Эта операция под названием «Ночное вождение» была повторена трижды.
Ни тогда, ни сейчас, двадцать пять лет спустя, я не считаю, что Коля был жесток. Молодых нужно было учить, необходимо было выбивать из них слабость, чтобы в любой момент были готовы к любым действиям, несмотря на голод, холод, недосып и прочее. Мы были на войне, где многое зависит от действий окружающих тебя людей. И нельзя оправдать их бездействие недостатком еды или сна. А что касается унижения личности – видел я издевательства и посильнее Колиного «вождения»!
Но больше всего для меня раскрылась Колина душа за месяц до отправки домой. В тот день я валялся в кубрике, дожидаясь нашего дембельского обеда – банки тушенки, луковицы и полбуханки хлеба на пятерых. В кубрике было тихо, молодой народ разбрелся по работам и постам, наши болтались по своим делам – у земляков в разных подразделениях батальона, а может, еще где, не знаю. Факт в том, что я был один и лежал на верхней койке, коротая время до обеда мечтами о дембеле. В очередной раз задремывая, я услышал вдали звуки некой суеты, но не слишком тревожные, не требующие немедленной реакции. Строго соблюдая дембельский принцип: «Не спеши, не суетись, не дергайся, пока не дана „тревога“, я не проявил к шуму интереса. В свое время узнаю, если случилось что-то важное.
Через некоторое время я услышал, как в кубрик кто-то вошел. Судя по звуку шагов, это был кто-то из дембелей, которых всегда легко узнать по походке, по неспешному шагу с пришаркиванием. Вошедший действительно проследовал в наш угол и тяжело скрипнул сеткой, повалившись на соседнюю нижнюю койку.
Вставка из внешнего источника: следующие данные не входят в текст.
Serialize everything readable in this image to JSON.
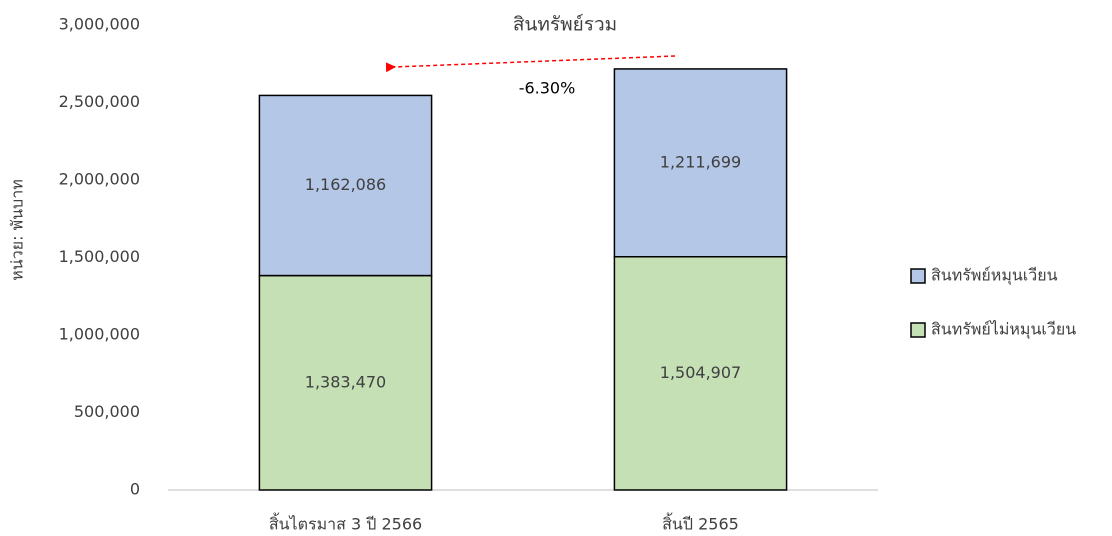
{
  "chart_data": {
    "type": "stacked_bar",
    "title": "สินทรัพย์รวม",
    "annotation": "-6.30%",
    "y_label": "หน่วย: พันบาท",
    "categories": [
      "สิ้นไตรมาส 3 ปี 2566",
      "สิ้นปี 2565"
    ],
    "series": [
      {
        "name": "สินทรัพย์ไม่หมุนเวียน",
        "color": "#c5e0b4",
        "values": [
          1383470,
          1504907
        ],
        "value_labels": [
          "1,383,470",
          "1,504,907"
        ]
      },
      {
        "name": "สินทรัพย์หมุนเวียน",
        "color": "#b4c7e7",
        "values": [
          1162086,
          1211699
        ],
        "value_labels": [
          "1,162,086",
          "1,211,699"
        ]
      }
    ],
    "ylim": [
      0,
      3000000
    ],
    "yticks": [
      0,
      {
        "value": 500000,
        "label": "500,000"
      },
      {
        "value": 1000000,
        "label": "1,000,000"
      },
      {
        "value": 1500000,
        "label": "1,500,000"
      },
      {
        "value": 2000000,
        "label": "2,000,000"
      },
      {
        "value": 2500000,
        "label": "2,500,000"
      },
      {
        "value": 3000000,
        "label": "3,000,000"
      }
    ],
    "legend": "right"
  }
}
Меня он, видимо, не заметил или не стал тревожить, подумав, что я сплю. Я тоже не проявил интереса. Пришел человек, лег вздремнуть перед обедом, какое мне дело. Да и разговаривать было лениво. Однако через некоторое время донесшиеся снизу звуки заставили меня встрепенуться. Я не верил своим ушам: там отчетливо слышались всхлипывания и шмыганье носом под легкое поскрипывание койки. Там явно плакали! Осторожно повернувшись на бок и свесив голову, я посмотрел вниз. Коля лежал ничком, немного наискось, разбросав в стороны ноги и даже не сбросив обувь. Плечи его периодически вздрагивали. Все еще не веря, что вижу плачущим своего друга, я тихо и вопросительно позвал:
– Коля?
Ответа не последовало, только всхлипывания усилились. Это настолько ошарашило, что с верхнего яруса я буквально катапультировался.
– Что случилось, Шеф? Что с тобой?
Присев в головах койки, я потряс его плечо.
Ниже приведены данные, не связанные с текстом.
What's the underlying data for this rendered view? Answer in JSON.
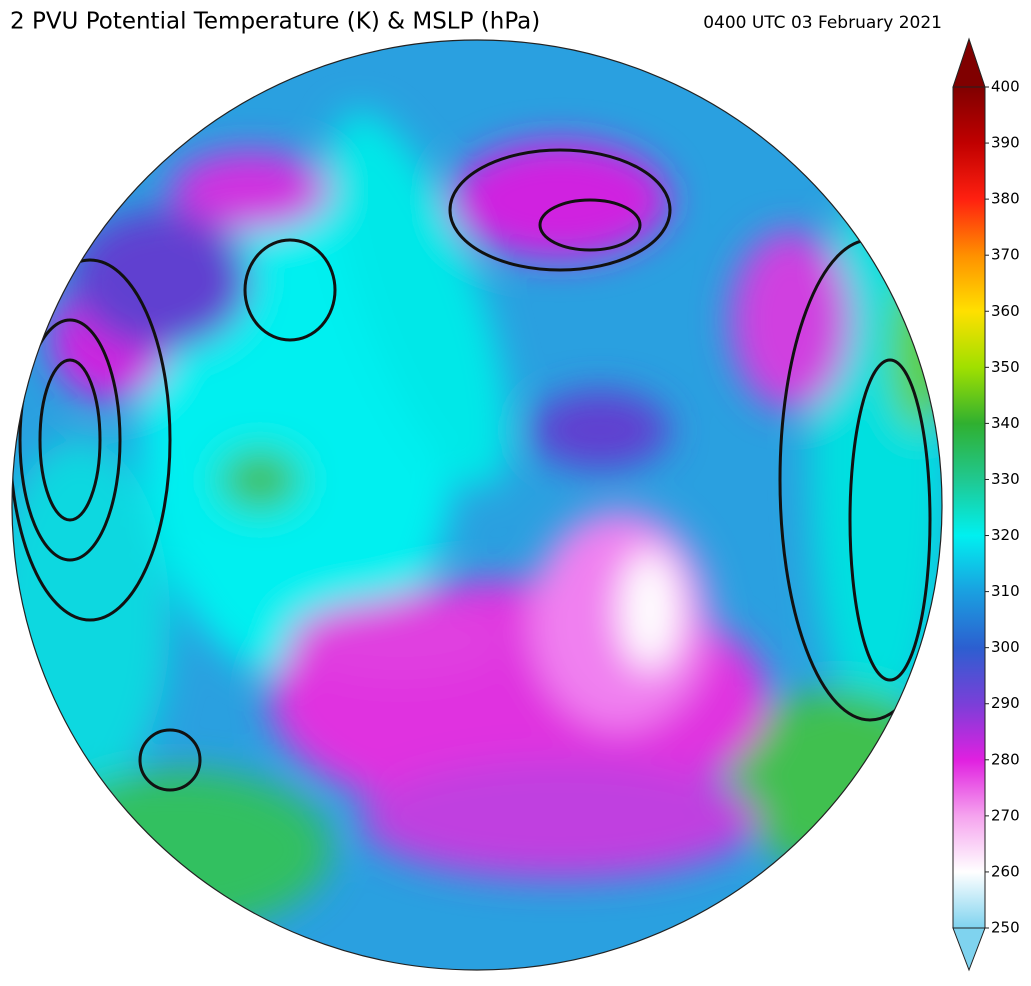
{
  "title": "2 PVU Potential Temperature (K) & MSLP (hPa)",
  "valid_time": "0400 UTC 03 February 2021",
  "colorbar": {
    "range": [
      250,
      400
    ],
    "ticks": [
      250,
      260,
      270,
      280,
      290,
      300,
      310,
      320,
      330,
      340,
      350,
      360,
      370,
      380,
      390,
      400
    ],
    "colors": [
      "#7fd3ef",
      "#ffffff",
      "#f5a3ee",
      "#e020e0",
      "#7a3fd8",
      "#2c5fd0",
      "#1aa0e0",
      "#00f0f0",
      "#20c890",
      "#30b030",
      "#a0e000",
      "#ffe000",
      "#ff9000",
      "#ff2010",
      "#c00000",
      "#800000"
    ]
  }
}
– А, это ты, – проговорил он, всхлипывая, повернув ко мне красное и мокрое от слез лицо.
Плачущий дембель – это серьезно. Да кто ж его обидит так, чтобы довести до слез? Должно случиться что-то из ряда вон выходящее, чтобы из глаз солдата, оттрубившего в Афгане два года, потекли слезы. Собственно, вариантов может быть только два: дома случилась беда или погиб кто-то из друзей. Но почты в этот день не было, и вариант с домом не проходил. Значит – второе.